Osteoarthritis most commonly affected parts are:
- Lower back
- Large weight-bearing joints such as knees, hips, and feet.
There is abnormal bony growth produced as a compensatory response. These nodes are produced to compensate for the bone loss; the new bone growth is abnormal and sticks out as nodes not as ‘Heberden nodes’.
Factors causing formation of Heberden’s Nodes
- Genetic factors: In some families the genes are transmitted and they are seen in generations.
- Any joint already being affected by OA: If a large joint is affected by Osteoarthritis chances of other joints being affected also increases.
- Gout: Erosion and exposure of bones also affects the joints.
- High impact sports: Exercises or sports that are high impact or contain repetitive movements affect joints and increases chance of osteoarthritis.
- Herberden’s node currently has no treatment and 100% cure. The medical treatment lies in the management of symptoms of the patient by giving medicines such as:
- NSAIDS and anti-inflammatory drugs given commonly.
- Analgesics: Ibuprofen and paracetamol can be prescribed.
- Codeine can be given because of its strong pain killer properties.
- Topical medications: Capsaicin creams can help relieve pain and inflammation.
- Lifestyle modification: Losing weight can be helpful in putting on extra weight from the joints and preventing further erosion.
- Physical therapy and exercises: This takes down pressure from the affected joints and helps to reduce friction from them. This reduces the chances of formation of further nodules at least.
- Supportive therapies: Hot or ice packs can be used, transcutaneous electrical nerve stimulation (TENS).
- Surgery is not done usually but done in extreme cases and can result in removal of excess bone and the reformation of bone and joint.
Incidence of Rheumatoid arthritis and nodules varies worldwide but its rate has been increasing specially in older age groups.
In America 71/100,000 people are diagnosed with rheumatoid arthritis each year.
Hormones play a vital role in preventing and triggering the factors that cause Rheumatoid arthritis. It is seen more in women as compared to men.

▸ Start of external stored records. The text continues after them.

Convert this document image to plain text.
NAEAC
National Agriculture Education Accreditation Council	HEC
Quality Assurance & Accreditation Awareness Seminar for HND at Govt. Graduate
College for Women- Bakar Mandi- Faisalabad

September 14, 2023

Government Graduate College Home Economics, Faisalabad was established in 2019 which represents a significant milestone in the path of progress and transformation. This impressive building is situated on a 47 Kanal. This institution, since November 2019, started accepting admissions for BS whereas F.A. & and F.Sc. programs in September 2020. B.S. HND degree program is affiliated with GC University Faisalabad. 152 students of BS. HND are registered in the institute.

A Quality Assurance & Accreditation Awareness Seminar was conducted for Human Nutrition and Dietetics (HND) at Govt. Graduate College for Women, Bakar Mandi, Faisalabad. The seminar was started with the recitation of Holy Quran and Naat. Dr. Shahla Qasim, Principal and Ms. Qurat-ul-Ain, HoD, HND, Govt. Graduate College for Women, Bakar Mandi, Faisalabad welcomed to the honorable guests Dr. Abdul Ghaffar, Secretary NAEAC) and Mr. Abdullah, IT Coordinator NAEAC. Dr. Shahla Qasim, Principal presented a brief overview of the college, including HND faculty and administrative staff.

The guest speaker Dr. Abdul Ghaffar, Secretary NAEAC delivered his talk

A rise is seen at the age of 30 and peaks at 60 in women but later on in men’s life. In the U.S. 3.6% men and 1.7% women are affected annually. However age is no rule to this disease it is also seen in children.
A study conducted in Europe in 2019 showed that Osteoarthritis of Knee joint was 576/100,000 in females and 419/100,000 in males.
Furthermore, Osteoarthritis of hands in women prevailed around 226/100,000and 134/100,000 in men.
Are Nodules Worrisome?
Nodules or bumps on fingers are usually not to be worried until or unless they become painful or hinder daily life activities, put pressure on nerves or are in a sensitive location you can consult a doctor. Its okay to leave them as it is if they cause no problem. However, it may cause trouble to some due to cosmetic reasons and can be treated accordingly.
Rheumatoid nodules are not a rare complication of rheumatoid arthritis. They usually appear under skin, at joints and rarely develop at vague places internally. Certain modifiable and non-modifiable risk factors play a huge role and can be modified on time to slow down the progress of disease. There is no 100% cure to this disease but the symptoms are manageable.
Heberden nodes are seen in osteoarthritis in which there is wear and tear and erosion of bones and joints that results in formation of nodes. Osteoarthritis cannot be treated fully but managed and improvement of osteoarthritis improves nodules.
Also, make sure to check out my post on BEST Elliptical For Arthritis | Are Ellipticals Good for Arthritis?
Heberden nodes are seen in case of Osteoarthritis mostly and sometimes with gout and Rheumatoid arthritis as well. They can also be managed by medicines and therapies though not 100% cure is there. Underlying causative disease needs to be treated and managed to decrease and slow down the progression.